Staffers for the leaders of the Senate Banking Committee worked throughout the summer on an all-encompassing financial reform bill. Congressional watchers say it could be released later this month.

But the health care debate could push negotiations over the most complex financial proposals to next year.

"When you're dealing with the future of the charters and the bank regulatory system ... it's all very complicated and it's going to take a very long time," said Washington policy analyst Brian Gardner of investment firm Keefe Bruyette & Woods.

Status of key proposals

Regulating consumer products: The first and biggest fight will be over the creation of the Consumer Financial Protection Agency.

The agency would be empowered to examine and subpoena information from banks. It would also create templates for basic financial products, such as fixed-rate, 30-year mortgages. More complicated mortgages would have to spell out how they differ from "plain-vanilla" financial products.

The industry opposes that level of oversight. While some agree on the need for more consumer protections, "the debate is how best to achieve it," said Scott Talbott of the Financial Services Roundtable, a lobbying group.

On the other side, consumer advocates don't like one possible compromise -- strengthening consumer protection departments at existing agencies.

Policing risk: Experts agree that Congress will likely give more power to existing regulators to prevent the biggest financial firms from over-borrowing or making other overly risky business moves.

On the table is a plan to grant more authority to the Federal Reserve, with some backstop help from other agencies.

But some key players, including Senate Banking Committee Chairman Sen. Chris Dodd, D-Conn., and Federal Deposit Insurance Corp. head Sheila Bair, have argued against making the Fed a super-regulator. They instead back a strong regulatory council with multiple agencies.

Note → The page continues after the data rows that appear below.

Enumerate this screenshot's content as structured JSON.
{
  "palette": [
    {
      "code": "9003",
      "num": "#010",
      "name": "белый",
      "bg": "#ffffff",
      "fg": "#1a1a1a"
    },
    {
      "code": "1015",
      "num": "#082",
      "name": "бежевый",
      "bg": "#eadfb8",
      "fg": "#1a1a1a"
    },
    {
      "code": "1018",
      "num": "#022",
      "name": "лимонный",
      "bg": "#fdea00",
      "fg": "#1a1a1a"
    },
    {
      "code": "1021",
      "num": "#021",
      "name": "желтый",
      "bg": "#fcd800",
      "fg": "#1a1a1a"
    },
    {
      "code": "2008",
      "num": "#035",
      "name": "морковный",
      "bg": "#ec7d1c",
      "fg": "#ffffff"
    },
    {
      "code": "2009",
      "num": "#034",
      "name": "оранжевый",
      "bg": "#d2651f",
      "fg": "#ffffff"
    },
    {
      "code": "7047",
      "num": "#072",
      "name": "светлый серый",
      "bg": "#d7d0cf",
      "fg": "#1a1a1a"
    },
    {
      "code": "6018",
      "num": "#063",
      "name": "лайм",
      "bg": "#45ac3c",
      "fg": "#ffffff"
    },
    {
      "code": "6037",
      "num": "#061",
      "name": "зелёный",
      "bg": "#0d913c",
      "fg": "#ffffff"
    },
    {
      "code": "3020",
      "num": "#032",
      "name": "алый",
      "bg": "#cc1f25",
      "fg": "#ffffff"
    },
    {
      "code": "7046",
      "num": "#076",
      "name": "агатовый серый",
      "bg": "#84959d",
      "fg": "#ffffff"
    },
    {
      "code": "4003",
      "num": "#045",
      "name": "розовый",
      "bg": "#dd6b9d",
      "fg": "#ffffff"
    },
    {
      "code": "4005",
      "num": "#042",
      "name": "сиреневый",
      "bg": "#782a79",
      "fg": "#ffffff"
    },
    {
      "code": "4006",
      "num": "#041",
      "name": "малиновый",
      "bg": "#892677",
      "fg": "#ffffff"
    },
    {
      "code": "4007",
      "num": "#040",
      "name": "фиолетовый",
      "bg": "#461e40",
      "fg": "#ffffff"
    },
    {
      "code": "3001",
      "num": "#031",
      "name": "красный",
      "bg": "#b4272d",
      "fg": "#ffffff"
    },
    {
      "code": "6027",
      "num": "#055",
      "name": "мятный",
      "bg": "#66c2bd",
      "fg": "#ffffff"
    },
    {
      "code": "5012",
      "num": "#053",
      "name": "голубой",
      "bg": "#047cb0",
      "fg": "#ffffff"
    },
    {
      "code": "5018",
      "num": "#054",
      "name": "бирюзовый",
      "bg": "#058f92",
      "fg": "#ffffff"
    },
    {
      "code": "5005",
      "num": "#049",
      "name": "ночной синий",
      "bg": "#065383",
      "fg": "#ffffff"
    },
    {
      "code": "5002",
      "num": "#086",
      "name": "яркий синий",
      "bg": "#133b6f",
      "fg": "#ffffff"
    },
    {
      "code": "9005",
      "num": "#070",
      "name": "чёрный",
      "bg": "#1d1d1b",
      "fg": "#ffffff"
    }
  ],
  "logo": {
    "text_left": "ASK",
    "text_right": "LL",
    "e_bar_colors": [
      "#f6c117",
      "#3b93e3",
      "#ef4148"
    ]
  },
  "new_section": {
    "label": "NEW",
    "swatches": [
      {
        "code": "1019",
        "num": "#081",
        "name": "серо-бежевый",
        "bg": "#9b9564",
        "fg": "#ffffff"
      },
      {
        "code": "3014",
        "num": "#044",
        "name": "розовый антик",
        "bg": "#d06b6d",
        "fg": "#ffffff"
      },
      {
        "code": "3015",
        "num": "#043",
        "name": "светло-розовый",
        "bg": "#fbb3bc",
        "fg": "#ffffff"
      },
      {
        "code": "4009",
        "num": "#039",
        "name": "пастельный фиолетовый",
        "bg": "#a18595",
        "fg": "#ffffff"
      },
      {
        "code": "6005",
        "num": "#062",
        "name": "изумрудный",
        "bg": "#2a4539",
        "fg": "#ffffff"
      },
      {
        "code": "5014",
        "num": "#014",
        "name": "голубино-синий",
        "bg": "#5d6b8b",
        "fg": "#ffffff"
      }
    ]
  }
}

Many banks and financial institutions support the idea of a more unified system of oversight. But some analysts believe that such a change might not be the cure people hope for.

"I don't know how much it'll help," said Douglas Elliott, a former investment banker and now a fellow at the Brookings Institution. "It's very hard to be the one that steps out in front and says I know what you've been saying, but we think you're wrong and we're not going to let you do it."

Winding down firms in trouble: There's more agreement around the idea of giving the FDIC, which now has the job of taking over troubled banks, more power to do the same to big investment firms and insurers.

Still, the proposal is complicated. For one thing, most big firms have smaller subsidiaries, some of which are regulated by state regulators.

Former Fed Chair Paul Volcker and SEC Chairman Mary Schapiro have warned that instituting a powerful new "resolution authority" could have the unintended consequence of creating a safety net for big institutions that make bad decisions.

Derivatives: The Obama administration is proposing new rules for derivatives, which are financial products whose value is derived from something else, such as a stock or commodity.

The administration wants big firms that sell derivatives to meet new capital requirements. They also want derivatives to be traded on clearinghouses -- markets that could add more transparency to the value of derivatives.

But the clearinghouses would only apply to the most common derivatives and leave more specialized derivatives mostly unregulated.